Surprisingly to Malone’s friend, the letter is answered and the interview granted, unfortunately for Malone, however, Challenger sees right through his weak lie and throws him out the door, managing to give him a black eye at the same time. Challenger though, seems to take a liking to the foolish lad and drags him back inside to talk his ear off about his amazing adventure he had and tells Malone to show up at the Zoological Institutes’ Hall for a meeting being held there the next day. Malone agrees to go, reports to his boss and gets Henry to join him at the meeting all in one day. The meeting {mainly due to Challenger of course} is very loud and energetic, the goodly number of students in the audience providing most of the uproarious noise; Malone takes plenty of notes the whole while and when, at the climax of his speech, Challenger requests volunteers to accompany his skeptical colleague Professor Summerlee on a trip to South America, Malone pops up out of his seat and volunteers to go. Joining the group is Lord John Roxton, the cool-headed plucky sportsman who’s been to South America and up the Amazon before and who seems to enjoy a good adventure whenever he can get it. Roxton and Malone become good friends and spend a good amount of time during the entire trip in keeping the two Professors from canceling the expedition prematurely due to their frequent and rather amusing arguments.
When they reach their destination the four adventurers are unexpectedly stranded on top of an unexplored, completely unknown plateau when their bridge is knocked down. Undaunted the foursome deal with the land’s strange inhabitants, beginning with giant blood sucking ticks followed by nasty pterodactyls, huge carnivorous dinosaurs and weird, savage ape-men who capture two of their party. These are forever locked in frequent battles with the Indians who live in caves all the way on the other side of the above-ground-island and who, with the help of the adventurers’ deadly guns, drive a good many of the ape-men over the cliff edge to their destruction and kill off a deal more with spears before giving refuge to the foursome in one of their caves. The companions’ minds turn to the question of how to return to civilization at this point and Challenger’s scheme of hot air balloons is rejected over the more favorable course of a map given to them by a friendly young chief which shows the direction to a tunnel in one of their caves that leads straight through to the other side.
Safely back in England the findings of their expedition are published and a second trip is planned by Roxton and Malone, who’s Lady Love married another in his absence. A fine, well written adventure story filled with all the excitement one could wish for when one reads the title of The Lost World, this book is worth having on your shelf and you won’t be able to easily put it down till you’ve read it straight through.

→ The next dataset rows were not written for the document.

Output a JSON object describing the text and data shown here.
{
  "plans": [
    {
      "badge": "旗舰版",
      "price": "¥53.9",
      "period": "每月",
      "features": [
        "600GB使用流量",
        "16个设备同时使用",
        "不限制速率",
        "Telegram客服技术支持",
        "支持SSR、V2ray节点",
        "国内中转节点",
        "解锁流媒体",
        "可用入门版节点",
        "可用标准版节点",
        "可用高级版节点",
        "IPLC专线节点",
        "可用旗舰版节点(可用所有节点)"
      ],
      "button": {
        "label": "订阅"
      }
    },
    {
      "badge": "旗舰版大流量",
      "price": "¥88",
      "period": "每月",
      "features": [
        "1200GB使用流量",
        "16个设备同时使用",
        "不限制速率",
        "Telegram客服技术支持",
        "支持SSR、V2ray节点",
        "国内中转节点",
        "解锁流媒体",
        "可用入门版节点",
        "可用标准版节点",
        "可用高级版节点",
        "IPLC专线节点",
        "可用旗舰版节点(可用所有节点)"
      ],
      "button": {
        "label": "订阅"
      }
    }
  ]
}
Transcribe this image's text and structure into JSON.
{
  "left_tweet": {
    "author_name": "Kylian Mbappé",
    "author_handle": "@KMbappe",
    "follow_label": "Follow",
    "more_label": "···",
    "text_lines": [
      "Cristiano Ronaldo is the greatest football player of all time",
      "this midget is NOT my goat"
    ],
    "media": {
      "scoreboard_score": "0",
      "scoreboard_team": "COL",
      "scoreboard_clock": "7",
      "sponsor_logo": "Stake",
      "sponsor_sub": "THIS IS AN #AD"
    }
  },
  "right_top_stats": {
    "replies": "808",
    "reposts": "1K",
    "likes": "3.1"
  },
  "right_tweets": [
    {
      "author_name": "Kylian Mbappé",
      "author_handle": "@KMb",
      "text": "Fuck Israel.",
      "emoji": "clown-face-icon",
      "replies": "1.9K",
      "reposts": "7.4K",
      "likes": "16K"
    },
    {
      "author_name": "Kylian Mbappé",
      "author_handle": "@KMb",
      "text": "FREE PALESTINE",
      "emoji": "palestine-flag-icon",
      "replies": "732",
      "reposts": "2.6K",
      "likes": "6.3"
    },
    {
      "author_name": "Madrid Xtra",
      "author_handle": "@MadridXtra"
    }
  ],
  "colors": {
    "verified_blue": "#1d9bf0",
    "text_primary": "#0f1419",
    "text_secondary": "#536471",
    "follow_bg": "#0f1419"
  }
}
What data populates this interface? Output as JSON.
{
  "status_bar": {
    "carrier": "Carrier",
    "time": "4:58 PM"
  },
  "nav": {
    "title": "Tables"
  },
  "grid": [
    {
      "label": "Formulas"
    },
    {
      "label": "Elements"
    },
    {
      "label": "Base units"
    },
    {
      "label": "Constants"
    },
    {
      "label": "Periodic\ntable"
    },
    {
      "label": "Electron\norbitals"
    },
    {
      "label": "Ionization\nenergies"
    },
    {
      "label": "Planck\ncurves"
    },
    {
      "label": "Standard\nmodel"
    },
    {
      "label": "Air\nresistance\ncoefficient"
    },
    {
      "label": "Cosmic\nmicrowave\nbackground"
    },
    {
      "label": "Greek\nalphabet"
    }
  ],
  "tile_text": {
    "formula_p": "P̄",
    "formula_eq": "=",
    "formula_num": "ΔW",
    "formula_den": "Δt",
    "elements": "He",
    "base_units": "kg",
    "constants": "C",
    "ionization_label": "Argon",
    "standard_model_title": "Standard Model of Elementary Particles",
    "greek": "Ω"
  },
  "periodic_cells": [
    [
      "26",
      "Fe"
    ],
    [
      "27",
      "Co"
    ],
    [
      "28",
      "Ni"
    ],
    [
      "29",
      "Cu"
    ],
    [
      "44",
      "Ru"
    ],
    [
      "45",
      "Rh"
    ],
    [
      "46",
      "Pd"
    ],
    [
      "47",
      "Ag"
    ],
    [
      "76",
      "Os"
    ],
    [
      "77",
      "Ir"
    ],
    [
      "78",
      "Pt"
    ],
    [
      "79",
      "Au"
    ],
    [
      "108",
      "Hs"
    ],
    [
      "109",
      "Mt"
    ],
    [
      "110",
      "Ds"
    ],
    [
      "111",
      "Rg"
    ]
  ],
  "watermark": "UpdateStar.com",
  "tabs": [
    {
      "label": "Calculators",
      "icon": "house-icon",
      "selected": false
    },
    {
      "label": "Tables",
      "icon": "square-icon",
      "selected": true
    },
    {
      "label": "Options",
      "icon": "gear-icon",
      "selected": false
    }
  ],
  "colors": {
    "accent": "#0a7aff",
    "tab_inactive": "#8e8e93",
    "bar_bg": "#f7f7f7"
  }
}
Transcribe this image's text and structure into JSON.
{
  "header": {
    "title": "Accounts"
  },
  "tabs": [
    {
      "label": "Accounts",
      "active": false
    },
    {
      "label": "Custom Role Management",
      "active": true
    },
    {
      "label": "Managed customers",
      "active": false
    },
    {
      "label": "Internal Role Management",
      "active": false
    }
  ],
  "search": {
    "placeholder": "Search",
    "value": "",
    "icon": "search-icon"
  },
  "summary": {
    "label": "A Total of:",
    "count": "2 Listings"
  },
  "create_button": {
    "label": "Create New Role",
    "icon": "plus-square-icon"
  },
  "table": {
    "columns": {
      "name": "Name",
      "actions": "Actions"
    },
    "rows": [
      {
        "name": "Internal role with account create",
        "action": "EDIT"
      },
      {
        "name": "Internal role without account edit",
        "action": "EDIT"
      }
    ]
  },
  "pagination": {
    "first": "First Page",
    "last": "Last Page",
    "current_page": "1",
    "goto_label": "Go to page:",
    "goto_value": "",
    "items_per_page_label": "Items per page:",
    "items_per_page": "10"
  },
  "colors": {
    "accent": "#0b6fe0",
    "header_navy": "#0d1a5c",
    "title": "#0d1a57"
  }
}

Likes/Dislikes: The ape-men might be considered the “missing link” of the evolutionary mindset but as they are portrayed as the villains this shouldn’t be too big of a deal. Malone’s girl seems to be rather idiotic to me, saying that she’ll the adventurous man’s deeds, not the man himself and then ending up married to a clerk. All in all a very good book.
Rating: PG-13 and up mainly because of the reading level.
Date Report Written: April 16, 2010.